イタリアンピザとアメリカンピザの違いとは?

アメリカンピザ(左)とイタリアンピザ(右)

 

日本では様々な宅配ピザのチェーン店が展開されていますが、実はその多くがアメリカンピザのチェーン店。純粋なイタリアンピザに特化し、展開しているチェーン店は実はそんなに多くありません。しかしそもそも「イタリアンピザ」と「アメリカンピザ」には、どういった違いがあるのでしょうか。

 

 

イタリアンピザの特徴

イタリアにおけるピザの製法も地方によって異なるため、日本でも比較的ポピュラーな「ナポリピッツァ」(南イタリアを中心に食べられるピザ)の特徴を挙げていきます。

 

生地

ナポリピッツァの生地は薄く、味付けはシンプルな塩味が一般的です。元々フォカッチャの製法に基づいて作られているため、生地が薄くても弾力があり食べ応えがあります。

 

具材

ナポリピッツァの具材はベースにトマトソース、その上にモッツァレラチーズバジルを載せるぐらいと、生地と同等にシンプルです。

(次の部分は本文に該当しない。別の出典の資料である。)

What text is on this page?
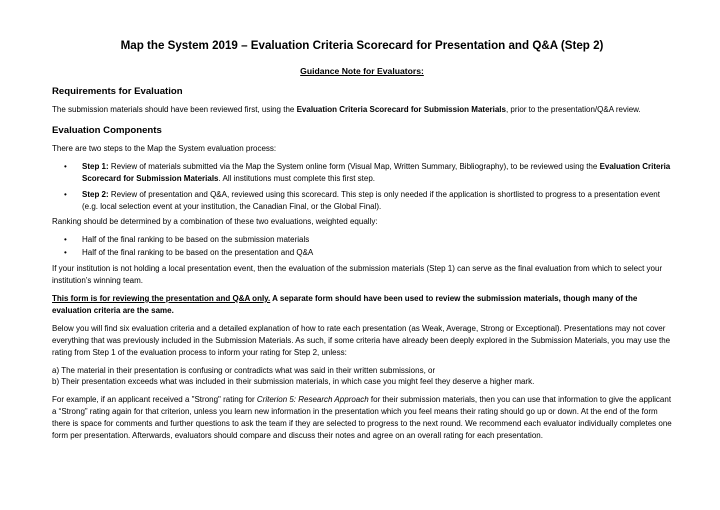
Map the System 2019 – Evaluation Criteria Scorecard for Presentation and Q&A (Step 2)
Guidance Note for Evaluators:
Requirements for Evaluation

The submission materials should have been reviewed first, using the Evaluation Criteria Scorecard for Submission Materials, prior to the presentation/Q&A review.

Evaluation Components

There are two steps to the Map the System evaluation process:

• Step 1: Review of materials submitted via the Map the System online form (Visual Map, Written Summary, Bibliography), to be reviewed using the Evaluation Criteria Scorecard for Submission Materials. All institutions must complete this first step.
• Step 2: Review of presentation and Q&A, reviewed using this scorecard. This step is only needed if the application is shortlisted to progress to a presentation event (e.g. local selection event at your institution, the Canadian Final, or the Global Final).

Ranking should be determined by a combination of these two evaluations, weighted equally:

• Half of the final ranking to be based on the submission materials
• Half of the final ranking to be based on the presentation and Q&A

If your institution is not holding a local presentation event, then the evaluation of the submission materials (Step 1) can serve as the final evaluation from which to select your institution’s winning team.

This form is for reviewing the presentation and Q&A only. A separate form should have been used to review the submission materials, though many of the evaluation criteria are the same.

Below you will find six evaluation criteria and a detailed explanation of how to rate each presentation (as Weak, Average, Strong or Exceptional). Presentations may not cover everything that was previously included in the Submission Materials. As such, if some criteria have already been deeply explored in the Submission Materials, you may use the rating from Step 1 of the evaluation process to inform your rating for Step 2, unless:

a) The material in their presentation is confusing or contradicts what was said in their written submissions, or
b) Their presentation exceeds what was included in their submission materials, in which case you might feel they deserve a higher mark.

For example, if an applicant received a "Strong" rating for Criterion 5: Research Approach for their submission materials, then you can use that information to give the applicant a “Strong” rating again for that criterion, unless you learn new information in the presentation which you feel means their rating should go up or down. At the end of the form there is space for comments and further questions to ask the team if they are selected to progress to the next round. We recommend each evaluator individually completes one form per presentation. Afterwards, evaluators should compare and discuss their notes and agree on an overall rating for each presentation.
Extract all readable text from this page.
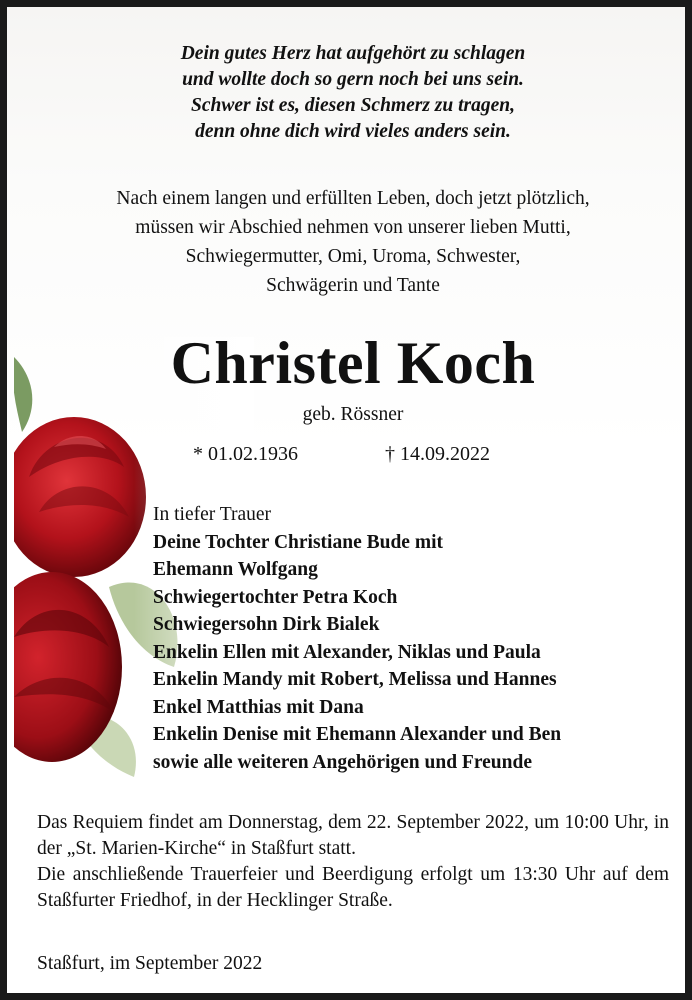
Dein gutes Herz hat aufgehört zu schlagen
und wollte doch so gern noch bei uns sein.
Schwer ist es, diesen Schmerz zu tragen,
denn ohne dich wird vieles anders sein.
Nach einem langen und erfüllten Leben, doch jetzt plötzlich,
müssen wir Abschied nehmen von unserer lieben Mutti,
Schwiegermutter, Omi, Uroma, Schwester,
Schwägerin und Tante
Christel Koch
geb. Rössner
* 01.02.1936	† 14.09.2022
In tiefer Trauer
Deine Tochter Christiane Bude mit
Ehemann Wolfgang
Schwiegertochter Petra Koch
Schwiegersohn Dirk Bialek
Enkelin Ellen mit Alexander, Niklas und Paula
Enkelin Mandy mit Robert, Melissa und Hannes
Enkel Matthias mit Dana
Enkelin Denise mit Ehemann Alexander und Ben
sowie alle weiteren Angehörigen und Freunde

Das Requiem findet am Donnerstag, dem 22. September 2022, um 10:00 Uhr, in der „St. Marien-Kirche“ in Staßfurt statt.

Die anschließende Trauerfeier und Beerdigung erfolgt um 13:30 Uhr auf dem Staßfurter Friedhof, in der Hecklinger Straße.

Staßfurt, im September 2022
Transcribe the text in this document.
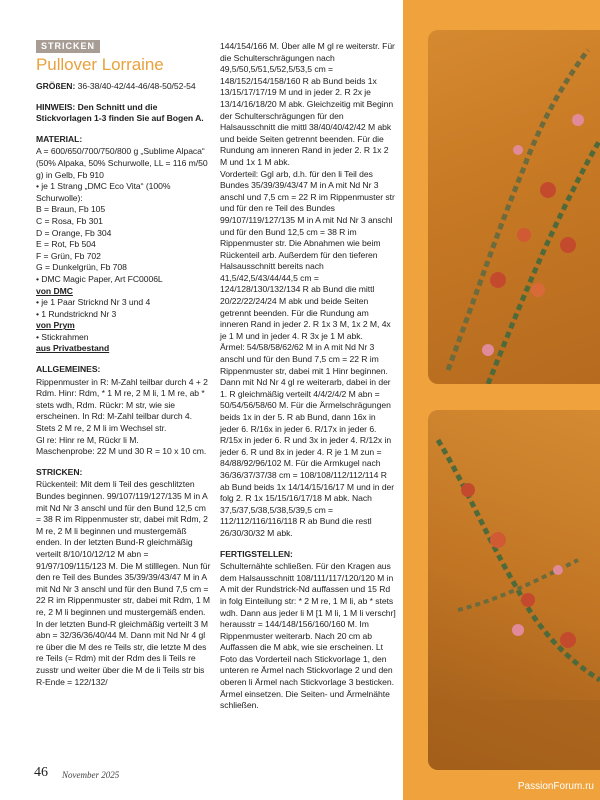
STRICKEN
Pullover Lorraine

GRÖßEN: 36-38/40-42/44-46/48-50/52-54

HINWEIS: Den Schnitt und die Stickvorlagen 1-3 finden Sie auf Bogen A.

MATERIAL:

A = 600/650/700/750/800 g „Sublime Alpaca“ (50% Alpaka, 50% Schurwolle, LL = 116 m/50 g) in Gelb, Fb 910

• je 1 Strang „DMC Eco Vita“ (100% Schurwolle):

B = Braun, Fb 105

C = Rosa, Fb 301

D = Orange, Fb 304

E = Rot, Fb 504

F = Grün, Fb 702

G = Dunkelgrün, Fb 708

• DMC Magic Paper, Art FC0006L

von DMC

• je 1 Paar Stricknd Nr 3 und 4

• 1 Rundstricknd Nr 3

von Prym

• Stickrahmen

aus Privatbestand

ALLGEMEINES:

Rippenmuster in R: M-Zahl teilbar durch 4 + 2 Rdm. Hinr: Rdm, * 1 M re, 2 M li, 1 M re, ab * stets wdh, Rdm. Rückr: M str, wie sie erscheinen. In Rd: M-Zahl teilbar durch 4. Stets 2 M re, 2 M li im Wechsel str.

Gl re: Hinr re M, Rückr li M.

Maschenprobe: 22 M und 30 R = 10 x 10 cm.

STRICKEN:

Rückenteil: Mit dem li Teil des geschlitzten Bundes beginnen. 99/107/119/127/135 M in A mit Nd Nr 3 anschl und für den Bund 12,5 cm = 38 R im Rippenmuster str, dabei mit Rdm, 2 M re, 2 M li beginnen und mustergemäß enden. In der letzten Bund-R gleichmäßig verteilt 8/10/10/12/12 M abn = 91/97/109/115/123 M. Die M stilllegen. Nun für den re Teil des Bundes 35/39/39/43/47 M in A mit Nd Nr 3 anschl und für den Bund 7,5 cm = 22 R im Rippenmuster str, dabei mit Rdm, 1 M re, 2 M li beginnen und mustergemäß enden. In der letzten Bund-R gleichmäßig verteilt 3 M abn = 32/36/36/40/44 M. Dann mit Nd Nr 4 gl re über die M des re Teils str, die letzte M des re Teils (= Rdm) mit der Rdm des li Teils re zusstr und weiter über die M de li Teils str bis R-Ende = 122/132/

144/154/166 M. Über alle M gl re weiterstr. Für die Schulterschrägungen nach 49,5/50,5/51,5/52,5/53,5 cm = 148/152/154/158/160 R ab Bund beids 1x 13/15/17/17/19 M und in jeder 2. R 2x je 13/14/16/18/20 M abk. Gleichzeitig mit Beginn der Schulterschrägungen für den Halsausschnitt die mittl 38/40/40/42/42 M abk und beide Seiten getrennt beenden. Für die Rundung am inneren Rand in jeder 2. R 1x 2 M und 1x 1 M abk.

Vorderteil: Ggl arb, d.h. für den li Teil des Bundes 35/39/39/43/47 M in A mit Nd Nr 3 anschl und 7,5 cm = 22 R im Rippenmuster str und für den re Teil des Bundes 99/107/119/127/135 M in A mit Nd Nr 3 anschl und für den Bund 12,5 cm = 38 R im Rippenmuster str. Die Abnahmen wie beim Rückenteil arb. Außerdem für den tieferen Halsausschnitt bereits nach 41,5/42,5/43/44/44,5 cm = 124/128/130/132/134 R ab Bund die mittl 20/22/22/24/24 M abk und beide Seiten getrennt beenden. Für die Rundung am inneren Rand in jeder 2. R 1x 3 M, 1x 2 M, 4x je 1 M und in jeder 4. R 3x je 1 M abk.

Ärmel: 54/58/58/62/62 M in A mit Nd Nr 3 anschl und für den Bund 7,5 cm = 22 R im Rippenmuster str, dabei mit 1 Hinr beginnen. Dann mit Nd Nr 4 gl re weiterarb, dabei in der 1. R gleichmäßig verteilt 4/4/2/4/2 M abn = 50/54/56/58/60 M. Für die Ärmelschrägungen beids 1x in der 5. R ab Bund, dann 16x in jeder 6. R/16x in jeder 6. R/17x in jeder 6. R/15x in jeder 6. R und 3x in jeder 4. R/12x in jeder 6. R und 8x in jeder 4. R je 1 M zun = 84/88/92/96/102 M. Für die Armkugel nach 36/36/37/37/38 cm = 108/108/112/112/114 R ab Bund beids 1x 14/14/15/16/17 M und in der folg 2. R 1x 15/15/16/17/18 M abk. Nach 37,5/37,5/38,5/38,5/39,5 cm = 112/112/116/116/118 R ab Bund die restl 26/30/30/32 M abk.

FERTIGSTELLEN:

Schulternähte schließen. Für den Kragen aus dem Halsausschnitt 108/111/117/120/120 M in A mit der Rundstrick-Nd auffassen und 15 Rd in folg Einteilung str: * 2 M re, 1 M li, ab * stets wdh. Dann aus jeder li M [1 M li, 1 M li verschr] herausstr = 144/148/156/160/160 M. Im Rippenmuster weiterarb. Nach 20 cm ab Auffassen die M abk, wie sie erscheinen. Lt Foto das Vorderteil nach Stickvorlage 1, den unteren re Ärmel nach Stickvorlage 2 und den oberen li Ärmel nach Stickvorlage 3 besticken. Ärmel einsetzen. Die Seiten- und Ärmelnähte schließen.

46 November 2025
PassionForum.ru
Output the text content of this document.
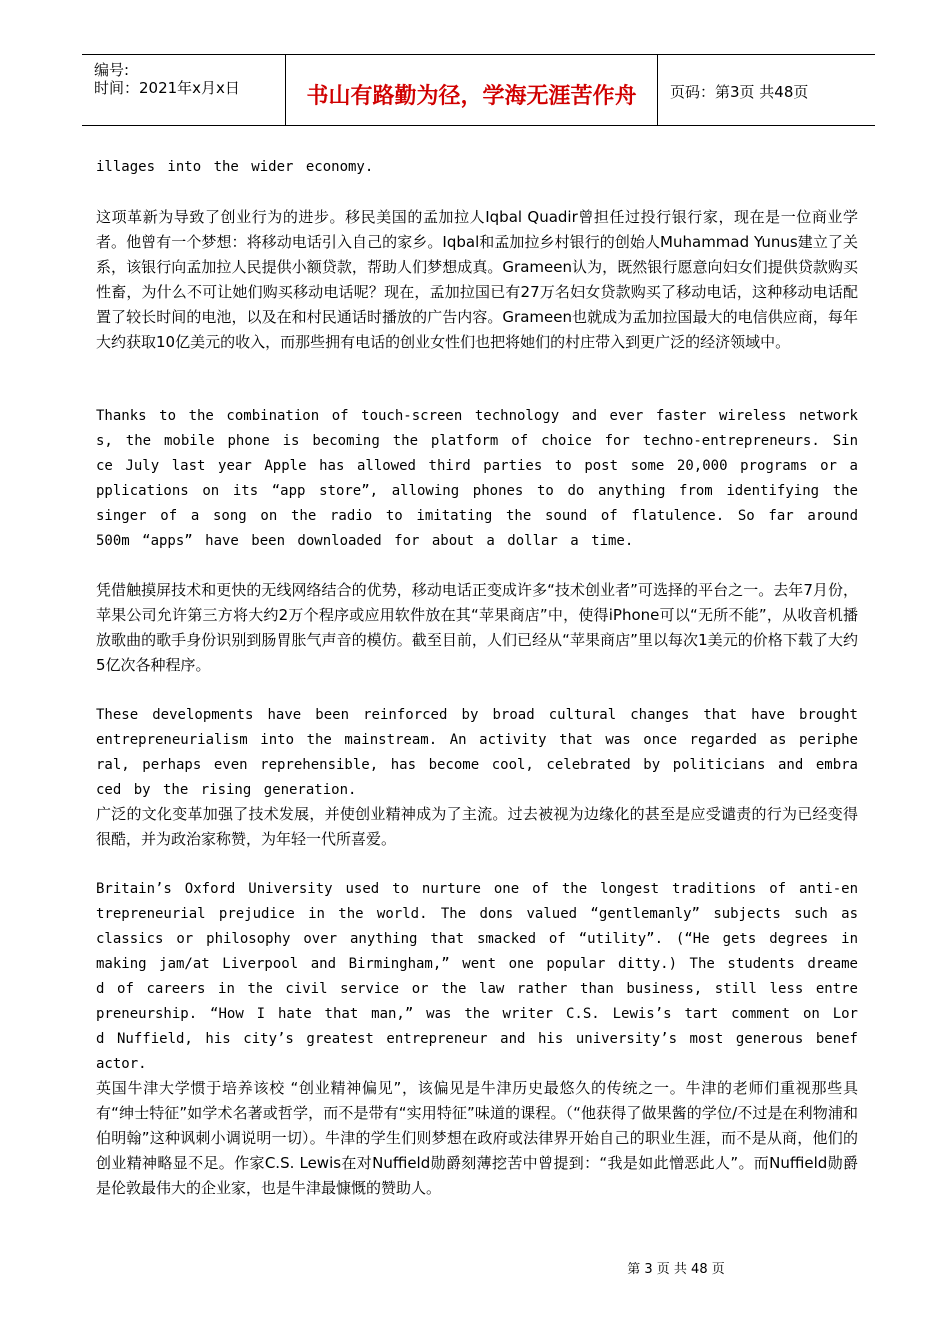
编号:
时间：2021年x月x日	书山有路勤为径，学海无涯苦作舟	页码：第3页 共48页

illages into the wider economy.

这项革新为导致了创业行为的进步。移民美国的孟加拉人Iqbal Quadir曾担任过投行银行家，现在是一位商业学者。他曾有一个梦想：将移动电话引入自己的家乡。Iqbal和孟加拉乡村银行的创始人Muhammad Yunus建立了关系，该银行向孟加拉人民提供小额贷款，帮助人们梦想成真。Grameen认为，既然银行愿意向妇女们提供贷款购买性畜，为什么不可让她们购买移动电话呢？现在，孟加拉国已有27万名妇女贷款购买了移动电话，这种移动电话配置了较长时间的电池，以及在和村民通话时播放的广告内容。Grameen也就成为孟加拉国最大的电信供应商，每年大约获取10亿美元的收入，而那些拥有电话的创业女性们也把将她们的村庄带入到更广泛的经济领域中。

Thanks to the combination of touch-screen technology and ever faster wireless networks, the mobile phone is becoming the platform of choice for techno-entrepreneurs. Since July last year Apple has allowed third parties to post some 20,000 programs or applications on its “app store”, allowing phones to do anything from identifying the singer of a song on the radio to imitating the sound of flatulence. So far around 500m “apps” have been downloaded for about a dollar a time.

凭借触摸屏技术和更快的无线网络结合的优势，移动电话正变成许多“技术创业者”可选择的平台之一。去年7月份，苹果公司允许第三方将大约2万个程序或应用软件放在其“苹果商店”中，使得iPhone可以“无所不能”，从收音机播放歌曲的歌手身份识别到肠胃胀气声音的模仿。截至目前，人们已经从“苹果商店”里以每次1美元的价格下载了大约5亿次各种程序。

These developments have been reinforced by broad cultural changes that have brought entrepreneurialism into the mainstream. An activity that was once regarded as peripheral, perhaps even reprehensible, has become cool, celebrated by politicians and embraced by the rising generation.

广泛的文化变革加强了技术发展，并使创业精神成为了主流。过去被视为边缘化的甚至是应受谴责的行为已经变得很酷，并为政治家称赞，为年轻一代所喜爱。

Britain’s Oxford University used to nurture one of the longest traditions of anti-entrepreneurial prejudice in the world. The dons valued “gentlemanly” subjects such as classics or philosophy over anything that smacked of “utility”. (“He gets degrees in making jam/at Liverpool and Birmingham,” went one popular ditty.) The students dreamed of careers in the civil service or the law rather than business, still less entrepreneurship. “How I hate that man,” was the writer C.S. Lewis’s tart comment on Lord Nuffield, his city’s greatest entrepreneur and his university’s most generous benefactor.

英国牛津大学惯于培养该校 “创业精神偏见”，该偏见是牛津历史最悠久的传统之一。牛津的老师们重视那些具有“绅士特征”如学术名著或哲学，而不是带有“实用特征”味道的课程。（“他获得了做果酱的学位/不过是在利物浦和伯明翰”这种讽刺小调说明一切）。牛津的学生们则梦想在政府或法律界开始自己的职业生涯，而不是从商，他们的创业精神略显不足。作家C.S. Lewis在对Nuffield勋爵刻薄挖苦中曾提到：“我是如此憎恶此人”。而Nuffield勋爵是伦敦最伟大的企业家，也是牛津最慷慨的赞助人。

第 3 页 共 48 页
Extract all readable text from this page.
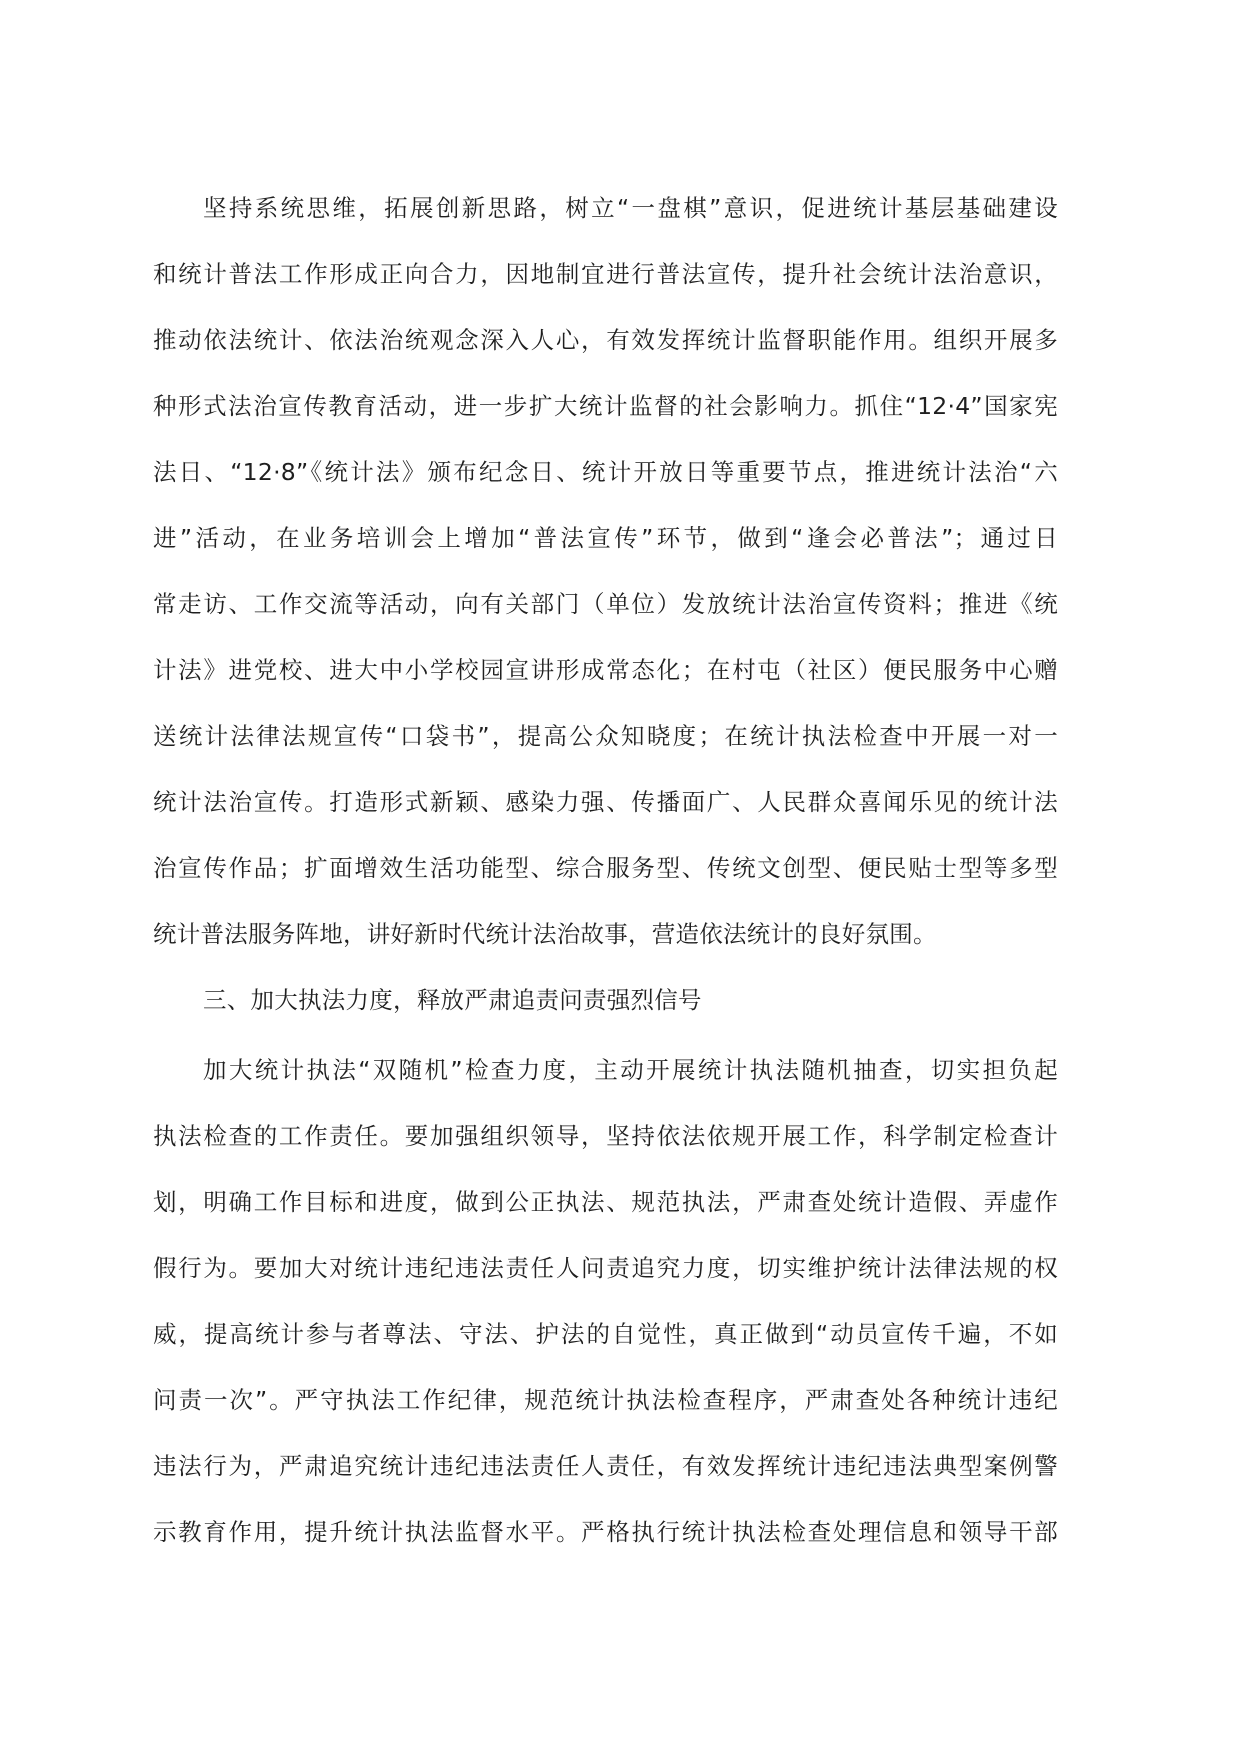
坚持系统思维，拓展创新思路，树立“一盘棋”意识，促进统计基层基础建设
和统计普法工作形成正向合力，因地制宜进行普法宣传，提升社会统计法治意识，
推动依法统计、依法治统观念深入人心，有效发挥统计监督职能作用。组织开展多
种形式法治宣传教育活动，进一步扩大统计监督的社会影响力。抓住“12·4”国家宪
法日、“12·8”《统计法》颁布纪念日、统计开放日等重要节点，推进统计法治“六
进”活动，在业务培训会上增加“普法宣传”环节，做到“逢会必普法”；通过日
常走访、工作交流等活动，向有关部门（单位）发放统计法治宣传资料；推进《统
计法》进党校、进大中小学校园宣讲形成常态化；在村屯（社区）便民服务中心赠
送统计法律法规宣传“口袋书”，提高公众知晓度；在统计执法检查中开展一对一
统计法治宣传。打造形式新颖、感染力强、传播面广、人民群众喜闻乐见的统计法
治宣传作品；扩面增效生活功能型、综合服务型、传统文创型、便民贴士型等多型
统计普法服务阵地，讲好新时代统计法治故事，营造依法统计的良好氛围。
三、加大执法力度，释放严肃追责问责强烈信号
加大统计执法“双随机”检查力度，主动开展统计执法随机抽查，切实担负起
执法检查的工作责任。要加强组织领导，坚持依法依规开展工作，科学制定检查计
划，明确工作目标和进度，做到公正执法、规范执法，严肃查处统计造假、弄虚作
假行为。要加大对统计违纪违法责任人问责追究力度，切实维护统计法律法规的权
威，提高统计参与者尊法、守法、护法的自觉性，真正做到“动员宣传千遍，不如
问责一次”。严守执法工作纪律，规范统计执法检查程序，严肃查处各种统计违纪
违法行为，严肃追究统计违纪违法责任人责任，有效发挥统计违纪违法典型案例警
示教育作用，提升统计执法监督水平。严格执行统计执法检查处理信息和领导干部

また、オレガノやオリーブオイルを載せる場合もあります。

 

ナポリピッツァは、バジルの緑、モッツァレラチーズの白、トマトの赤により、イタリアの三色旗の色すべてが含まれているので、ナポリの郷土食というだけでなく、イタリアの国民食として愛されています。

 

食べ方

ナポリピッツァは、アメリカンピザのように、大きなピザを複数人で分けて、手で持って食べるのではなく、一人前のピザを1人で、ナイフとフォークを使って食べるのが、本場のマナーとなっています。

 

アメリカンピザの特徴

19世紀後半〜20世紀前半に、イタリアからもたらされたピザが、アメリカで独自の発展を遂げて成立したのが、アメリカンピザです。以下はその特徴です。

 

生地

イタリアンピザよりもずっと生地が厚く、食感もパントーストに近いです。サイズも一回り大きく、1人で食べるというよりも、複数人で取り分けて食べることを想定しています。

 

そしてオーブンにより、生地の内側までしっかり火を通すため、分厚くふっくらとした「アメリカンピザ」特有の食感が生まれます。

 

具材

ピザにのせる具材はキノコ、ソーセージ、ベーコン、チキン、魚介、ジャガイモ等様々で特に決まりがありません。まさに自由の国らしく、自由なピザです。バリエーション豊富で、中にはパイナップルをトッピングしているピザもあるほどです。